それが間違いだった。普段この方法を使うのは、せいぜい翻訳かメモを脳内に流し込む程度だ。その感覚で20000年の記録を流してしまうと———


「…!?っ…ァ…、あぁ……!」


さようなら俺の意識———



————————————————————



「……はっ…!」


酷い目に遭った…全く繋がりのない夢が連続で訪れたような感覚だ。


「大丈夫?」

「ああ、無事だ————え?」


ユビキタスの声ではない…人だ!人がいた!夢ではないよな?あの世でもないよな?


「ずっとうなされていたようだけど…」


何と美しい少女か——いや、寂しさからそう見えるだけ——いややっぱり可愛いな?


雪のような白い髪に、ルビーのような赤い瞳。美しい肌の少女だ。アニメの中から飛び出して来たのか?


「…私の顔に何かついてる?」

「可愛い…(何でもないよ)」

「…?」


つい本音と建前が……本当に興奮しているのだ。美少女だからというのもあるかもしれないが、とにかく人に会えたのが嬉しい。多分相手がおっさんだったとしても喜んでいただろう。
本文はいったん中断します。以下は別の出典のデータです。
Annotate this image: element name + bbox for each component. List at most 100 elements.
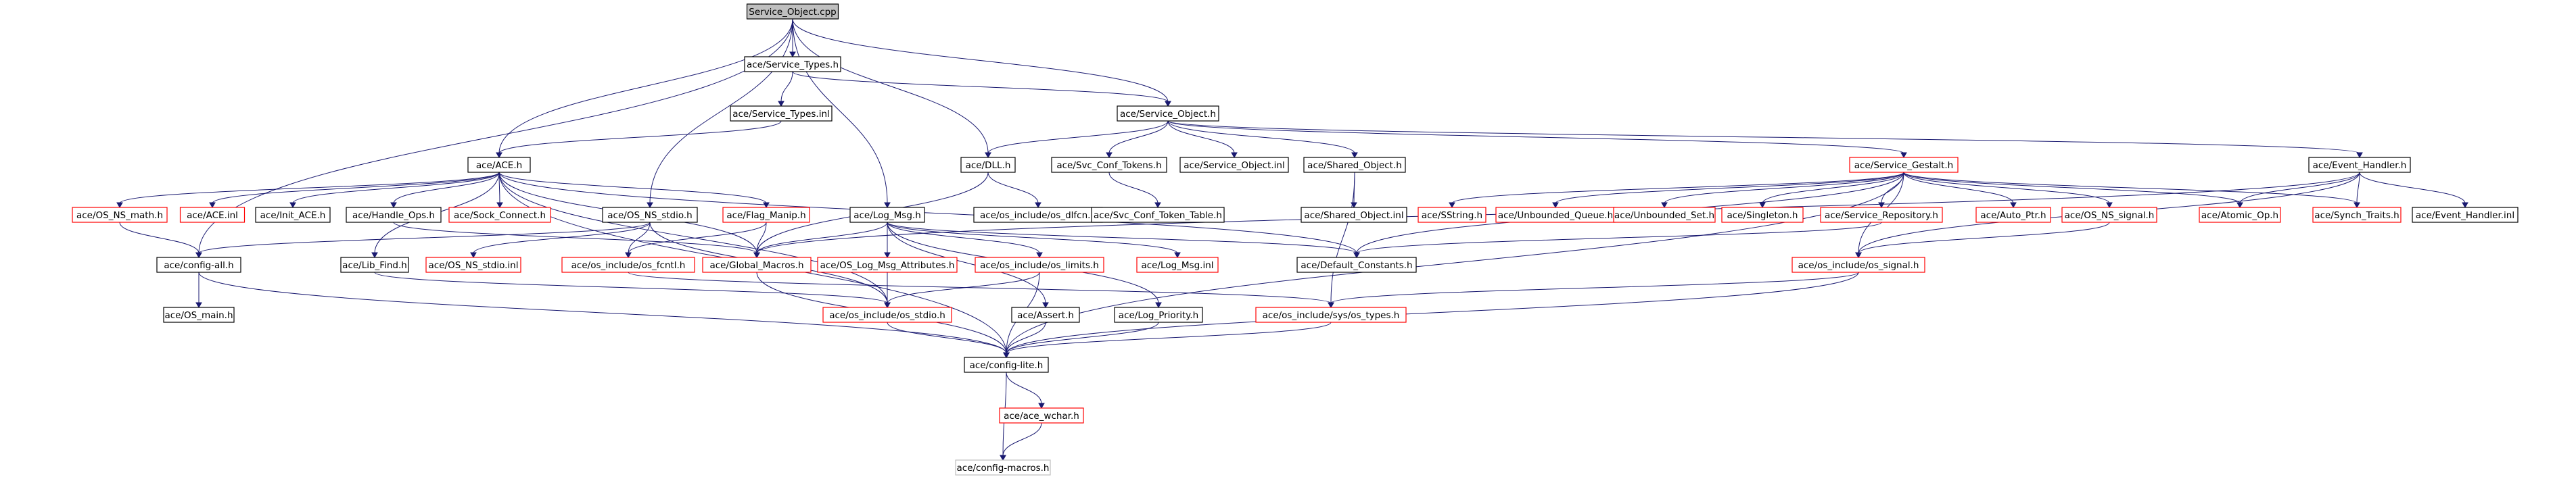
node-label: ace/SString.h [1422, 210, 1482, 221]
node-os-include-os-fcntl-h[interactable]: ace/os_include/os_fcntl.h [561, 257, 695, 273]
edge-os_ns_stdio_h-to-config_all_h [195, 222, 651, 259]
node-label: ace/ace_wchar.h [1004, 411, 1079, 422]
node-config-macros-h[interactable]: ace/config-macros.h [955, 459, 1051, 476]
edge-service_types_h-to-service_object_h [792, 71, 1171, 107]
node-service-gestalt-h[interactable]: ace/Service_Gestalt.h [1849, 157, 1959, 173]
edge-config_lite_h-to-ace_wchar_h [1006, 372, 1045, 409]
edge-service_repository_h-to-default_constants_h [1353, 222, 1882, 259]
node-shared-object-inl[interactable]: ace/Shared_Object.inl [1301, 207, 1407, 223]
node-os-ns-stdio-h[interactable]: ace/OS_NS_stdio.h [602, 207, 698, 223]
node-shared-object-h[interactable]: ace/Shared_Object.h [1303, 157, 1406, 173]
node-label: ace/DLL.h [966, 160, 1011, 171]
node-os-include-os-signal-h[interactable]: ace/os_include/os_signal.h [1792, 257, 1925, 273]
edge-os_ns_stdio_h-to-os_include_os_fcntl_h [625, 222, 651, 259]
node-service-types-h[interactable]: ace/Service_Types.h [744, 56, 841, 72]
node-event-handler-inl[interactable]: ace/Event_Handler.inl [2412, 207, 2519, 223]
edge-os_include_os_signal_h-to-os_include_sys_os_types_h [1328, 272, 1859, 309]
node-unbounded-set-h[interactable]: ace/Unbounded_Set.h [1613, 207, 1716, 223]
node-log-priority-h[interactable]: ace/Log_Priority.h [1114, 307, 1203, 323]
node-label: ace/Assert.h [1017, 310, 1074, 321]
edge-ace_wchar_h-to-config_macros_h [1000, 422, 1042, 461]
node-label: ace/Service_Repository.h [1825, 210, 1938, 221]
node-os-include-sys-os-types-h[interactable]: ace/os_include/sys/os_types.h [1255, 307, 1407, 323]
node-svc-conf-tokens-h[interactable]: ace/Svc_Conf_Tokens.h [1051, 157, 1167, 173]
edge-service_gestalt_h-to-os_ns_signal_h [1903, 172, 2113, 209]
node-label: ace/Service_Object.h [1120, 109, 1216, 120]
node-os-include-dlfcn-h[interactable]: ace/os_include/os_dlfcn.h [973, 207, 1103, 223]
node-singleton-h[interactable]: ace/Singleton.h [1721, 207, 1804, 223]
node-label: ace/OS_NS_signal.h [2065, 210, 2155, 221]
node-label: ace/Auto_Ptr.h [1980, 210, 2046, 221]
node-label: ace/Event_Handler.inl [2416, 210, 2514, 221]
node-label: ace/config-macros.h [957, 463, 1050, 474]
node-label: ace/os_include/os_signal.h [1798, 260, 1919, 271]
node-label: ace/Log_Msg.h [853, 210, 921, 221]
node-default-constants-h[interactable]: ace/Default_Constants.h [1296, 257, 1417, 273]
node-label: ace/Unbounded_Queue.h [1498, 210, 1613, 221]
edge-service_gestalt_h-to-auto_ptr_h [1903, 172, 2017, 209]
edge-service_object_h-to-event_handler_h [1167, 120, 2363, 159]
node-service-object-cpp: Service_Object.cpp [746, 3, 839, 20]
node-label: ace/Unbounded_Set.h [1614, 210, 1714, 221]
edge-os_ns_stdio_h-to-os_ns_stdio_inl [470, 222, 651, 259]
node-config-lite-h[interactable]: ace/config-lite.h [964, 357, 1049, 373]
node-service-repository-h[interactable]: ace/Service_Repository.h [1820, 207, 1943, 223]
edge-service_object_h-to-shared_object_h [1167, 120, 1358, 159]
node-os-log-msg-attributes-h[interactable]: ace/OS_Log_Msg_Attributes.h [817, 257, 958, 273]
edge-assert_h-to-config_lite_h [1003, 322, 1046, 359]
node-label: ace/Init_ACE.h [260, 210, 326, 221]
node-init-ace-h[interactable]: ace/Init_ACE.h [255, 207, 331, 223]
node-label: Service_Object.cpp [749, 7, 836, 18]
node-os-ns-signal-h[interactable]: ace/OS_NS_signal.h [2061, 207, 2157, 223]
node-sock-connect-h[interactable]: ace/Sock_Connect.h [448, 207, 551, 223]
edge-lib_find_h-to-os_include_os_stdio_h [374, 272, 891, 309]
edge-service_types_inl-to-ace_h [496, 120, 782, 159]
node-label: ace/Handle_Ops.h [352, 210, 435, 221]
node-os-include-os-limits-h[interactable]: ace/os_include/os_limits.h [975, 257, 1104, 273]
node-ace-wchar-h[interactable]: ace/ace_wchar.h [999, 407, 1084, 424]
node-label: ace/Shared_Object.inl [1304, 210, 1403, 221]
node-handle-ops-h[interactable]: ace/Handle_Ops.h [346, 207, 442, 223]
edge-dll_h-to-os_include_dlfcn_h [987, 172, 1041, 209]
node-flag-manip-h[interactable]: ace/Flag_Manip.h [722, 207, 810, 223]
node-label: ace/Lib_Find.h [342, 260, 407, 271]
node-label: ace/OS_NS_math.h [76, 210, 163, 221]
node-os-ns-stdio-inl[interactable]: ace/OS_NS_stdio.inl [425, 257, 521, 273]
node-auto-ptr-h[interactable]: ace/Auto_Ptr.h [1975, 207, 2051, 223]
edge-service_object_h-to-dll_h [985, 120, 1169, 159]
node-svc-conf-token-table-h[interactable]: ace/Svc_Conf_Token_Table.h [1091, 207, 1225, 223]
node-os-main-h[interactable]: ace/OS_main.h [163, 307, 235, 323]
node-unbounded-queue-h[interactable]: ace/Unbounded_Queue.h [1495, 207, 1616, 223]
node-log-msg-inl[interactable]: ace/Log_Msg.inl [1136, 257, 1219, 273]
node-dll-h[interactable]: ace/DLL.h [960, 157, 1016, 173]
node-os-include-os-stdio-h[interactable]: ace/os_include/os_stdio.h [822, 307, 952, 323]
node-label: ace/Synch_Traits.h [2314, 210, 2399, 221]
edge-svc_conf_tokens_h-to-svc_conf_token_table_h [1108, 172, 1161, 209]
node-synch-traits-h[interactable]: ace/Synch_Traits.h [2312, 207, 2402, 223]
node-ace-h[interactable]: ace/ACE.h [467, 157, 531, 173]
edge-service_object_cpp-to-os_ns_stdio_h [647, 18, 793, 209]
node-label: ace/OS_main.h [164, 310, 233, 321]
node-label: ace/os_include/os_stdio.h [829, 310, 945, 321]
node-label: ace/Service_Types.h [747, 59, 839, 70]
node-lib-find-h[interactable]: ace/Lib_Find.h [340, 257, 409, 273]
node-service-object-inl[interactable]: ace/Service_Object.inl [1179, 157, 1289, 173]
node-label: ace/Svc_Conf_Token_Table.h [1094, 210, 1222, 221]
edge-service_gestalt_h-to-sstring_h [1449, 172, 1904, 209]
node-service-types-inl[interactable]: ace/Service_Types.inl [730, 105, 833, 122]
node-sstring-h[interactable]: ace/SString.h [1418, 207, 1486, 223]
edge-event_handler_h-to-atomic_op_h [2237, 172, 2360, 209]
node-event-handler-h[interactable]: ace/Event_Handler.h [2308, 157, 2411, 173]
edge-service_object_h-to-service_gestalt_h [1167, 120, 1907, 159]
node-os-ns-math-h[interactable]: ace/OS_NS_math.h [72, 207, 168, 223]
edge-service_gestalt_h-to-singleton_h [1759, 172, 1904, 209]
node-label: ace/config-lite.h [970, 360, 1044, 371]
node-label: ace/Event_Handler.h [2313, 160, 2407, 171]
node-global-macros-h[interactable]: ace/Global_Macros.h [702, 257, 812, 273]
node-service-object-h[interactable]: ace/Service_Object.h [1117, 105, 1219, 122]
node-ace-inl[interactable]: ace/ACE.inl [179, 207, 245, 223]
node-config-all-h[interactable]: ace/config-all.h [156, 257, 241, 273]
node-atomic-op-h[interactable]: ace/Atomic_Op.h [2199, 207, 2281, 223]
node-log-msg-h[interactable]: ace/Log_Msg.h [849, 207, 925, 223]
node-assert-h[interactable]: ace/Assert.h [1011, 307, 1080, 323]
極論、ミジンコがいただけでも嬉しかったかもしれない。


何十分も希望と絶望に挟まれながら石の壁を見続け、機械音声を聞いていたら正気の一つや二つくらい失うというものだ。


「こんな洞窟で何をしていたの?」

「えっと…」


どう話そうか。実は20000年前に宇宙からやって来たんです…ってか?ふざけているにも程があるというものだ。


「遠いところからやって来た、とだけ…」


…よく考えたら、今この星にあるとされる『文明』からすれば俺は『宇宙人』にあたるのか…なんだか変な感じだ。


「そっか…」

「…ごめん」

「気にしないで。無理に話さなくてもいいよ。秘密は誰にだってあるから」

「じゃあ、君にも?」

「そうだね。これとか…」


少女はフードを脱いだ。黒い角が頭から伸びているではないか。


「その角は…?」

「まだ秘密、かな」


…今、俺は動悸が激しくなっている。吊り橋効果とかいうやつだろうか。まさか我ながらこんなにチョロい男だとは……


まぁいいや、とりあえず人に会えてよかった。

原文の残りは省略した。